It's a Strange World After All
Mark Lombardi image via The Faulconer Gallery, Grinnell College
What a strange world it is. Esteemed American author John Updike passed away not long ago and as he was a contributer to the New Yorker magazine for something like 60 years, there were of course, lengthy and one might say, hagiographic tributes to him in a recent issue. By coincidence I'm reading David Foster Wallace's collection of essays, Consider the Lobster. The second essay is actually a critical (hilariously so) review of the Updike novel, Toward the End of Time.
One coincidence is just a curious occurrence. Two coincidences is a little creepy.
At work, I've been struggling to write a concise and informative document and in frustration turned to the Economist's online Style Guide which can politely/diplomatically/favourably be best described as sort of snooty. It's not that they are wrong or right, but just there is an intolerable snobbish way they explain or leave unexplained their reasoning around English language usage.
Every time I find one of these documents I wonder what exactly I was learning in school if it wasn't the mechanics and dynamics of English? I remember exactly one year of grammar - ninth grade, with "Chopper" Dale (I have no idea of his given name, "Dale" maybe?), and really the only thing I recall from that class was "Chopper's" terrible pun-based jokes (something about Mao Tse Tung = Mousey Tongue) and his assertion that pink was not a colour but a shade of red which was a colour1.
Regardless of my own struggles with English or the Economist's arrogant tone, I did wonder where I could find a book on English usage without all the 'tude. Then I started reading the next essay by DFW, which immediately followed his Updike review and oddly it was about the politics of American English usage as embodied by various books on English usage. What follows is not only his admission as a language Nazi but a discussion of the politics of American English.
Third odd coincidence. On a whim, the book I checked out with the David Foster Wallace book was "The Professor and the Madman: A Tale of Murder, Insanity, and the Making of The Oxford English Dictionary".

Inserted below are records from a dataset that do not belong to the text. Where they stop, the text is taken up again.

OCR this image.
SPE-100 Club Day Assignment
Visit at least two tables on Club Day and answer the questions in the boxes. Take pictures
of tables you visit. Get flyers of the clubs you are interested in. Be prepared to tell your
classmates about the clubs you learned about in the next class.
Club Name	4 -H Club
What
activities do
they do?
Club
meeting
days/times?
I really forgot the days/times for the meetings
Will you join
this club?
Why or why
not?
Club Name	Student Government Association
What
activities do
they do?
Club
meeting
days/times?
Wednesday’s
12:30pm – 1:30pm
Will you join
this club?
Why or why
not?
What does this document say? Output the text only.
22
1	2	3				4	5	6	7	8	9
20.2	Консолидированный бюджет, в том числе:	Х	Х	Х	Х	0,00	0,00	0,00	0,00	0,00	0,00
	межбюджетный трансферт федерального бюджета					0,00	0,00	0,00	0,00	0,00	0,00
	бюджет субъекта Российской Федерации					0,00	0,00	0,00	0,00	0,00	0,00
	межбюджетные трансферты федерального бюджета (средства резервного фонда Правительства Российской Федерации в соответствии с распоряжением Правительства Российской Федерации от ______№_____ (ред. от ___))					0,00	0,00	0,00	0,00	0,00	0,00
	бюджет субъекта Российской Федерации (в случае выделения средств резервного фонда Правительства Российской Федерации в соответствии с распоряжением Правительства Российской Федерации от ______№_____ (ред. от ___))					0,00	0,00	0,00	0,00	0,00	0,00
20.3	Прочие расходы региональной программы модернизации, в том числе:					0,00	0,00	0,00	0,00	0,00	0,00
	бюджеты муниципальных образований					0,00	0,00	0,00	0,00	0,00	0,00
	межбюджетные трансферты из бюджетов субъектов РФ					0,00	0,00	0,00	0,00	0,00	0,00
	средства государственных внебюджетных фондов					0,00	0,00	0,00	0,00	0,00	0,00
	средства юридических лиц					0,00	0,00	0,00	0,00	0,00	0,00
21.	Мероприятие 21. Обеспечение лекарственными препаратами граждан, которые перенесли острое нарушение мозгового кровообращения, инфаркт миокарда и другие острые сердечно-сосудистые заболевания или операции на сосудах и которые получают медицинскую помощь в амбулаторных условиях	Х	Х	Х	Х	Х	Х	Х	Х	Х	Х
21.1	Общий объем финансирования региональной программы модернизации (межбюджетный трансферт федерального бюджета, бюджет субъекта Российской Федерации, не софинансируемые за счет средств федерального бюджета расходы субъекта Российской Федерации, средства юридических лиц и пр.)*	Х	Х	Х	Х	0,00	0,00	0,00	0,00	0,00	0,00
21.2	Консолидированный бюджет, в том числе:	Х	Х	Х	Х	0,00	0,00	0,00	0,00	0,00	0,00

It is a very strange old world.
1. Clearly Dale thought this was some sort of word play or an opportunity to mess with our heads. When I responded with, "The absence of colour is called black, but black is a colour so how does it hold that words like 'pink' or 'rouge' are not colours." the topic was changed. Some time later I came to think he meant, the words used to describe colours are not, themselves "colours" but words we use to describe the effect of light bouncing in our eyes. This was typical of the kind of thing that passed as discourse at Macpherson Junior High in English class. Perhaps I'm overestimating Mr. Dale entirely. I would also like to point out how forced readings of Farley Mowat in Junior High that I never again opened a book by Mr. Mowat.